Le juge en chef Dickson a prévenu que « reconnaître ce fait qu’un jury peut annuler est très loin de suggérer qu’un avocat peut encourager un jury à méconnaître une loi qui ne lui plaît pas ou à lui dire qu’il a le droit de le faire ».
La règle au Canada veut qu’il appartienne au jury de déterminer la culpabilité et au juge du procès de déterminer la peine. Le rôle du jury est de déterminer à partir des faits si la preuve établit la culpabilité.
Il peut paraître étrange que le jury, ne connaissant pas la peine, puisse ne tenir aucun compte des conséquences de ses conclusions, mais ce fait est aussi approprié que souhaitable compte tenu du risque que le jury puisse être influencé — en faveur de l’acquittement ou de la déclaration de culpabilité — par la peine éventuelle. Cette logique s’applique avec la même force lorsque la peine prescrite est une peine minimale fixée par la loi.

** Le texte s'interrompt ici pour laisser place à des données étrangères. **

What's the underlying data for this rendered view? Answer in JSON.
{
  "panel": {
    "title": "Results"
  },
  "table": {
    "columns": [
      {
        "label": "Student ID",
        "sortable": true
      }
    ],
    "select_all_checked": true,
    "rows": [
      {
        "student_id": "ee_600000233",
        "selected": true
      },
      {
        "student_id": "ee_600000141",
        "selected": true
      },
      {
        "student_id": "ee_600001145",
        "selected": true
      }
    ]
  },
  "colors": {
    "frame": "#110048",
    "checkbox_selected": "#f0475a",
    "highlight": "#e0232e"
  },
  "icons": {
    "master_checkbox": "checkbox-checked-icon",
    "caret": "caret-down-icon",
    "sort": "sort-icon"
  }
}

Le fait qu’une personne reconnue coupable soit assujettie à une peine minimale fixée d’avance ne devrait pas influencer le jury dans l’examen de la question de la culpabilité.
En l’espèce, la peine minimale obligatoire pour meurtre au deuxième degré ne constitue pas une peine cruelle et inusitée au sens de l’art. 12 de la Charte canadienne des droits et libertés.
La gravité de l’infraction ainsi que la situation personnelle du contrevenant et les circonstances particulières de l’infraction doivent être prises en compte aux fins de l’analyse fondée sur l’art. 12
Le critère qui doit être appliqué pour déterminer si une peine est cruelle et inusitée au sens de l’art. 12 de la Charte consiste, pour reprendre les termes utilisés par le juge en chef Laskin, à se demander «si la peine infligée est excessive au point de ne pas être compatible avec la dignité humaine.» En d’autres termes, bien que l’État puisse infliger une peine, l’effet de cette peine ne doit pas être exagérément disproportionné à ce qui aurait été approprié.
En vérifiant si une peine est exagérément disproportionnée, la cour doit d’abord prendre en considération la gravité de l’infraction commise, les caractéristiques personnelles du contrevenant et les circonstances particulières de l’affaire afin de déterminer quelles peines auraient été appropriées pour punir, réhabiliter ou dissuader ce contrevenant particulier ou pour protéger le public contre ce dernier.
Quant aux caractéristiques du contrevenant et aux circonstances particulières de l’infraction, nous devons tenir compte des circonstances aggravantes et des circonstances atténuantes.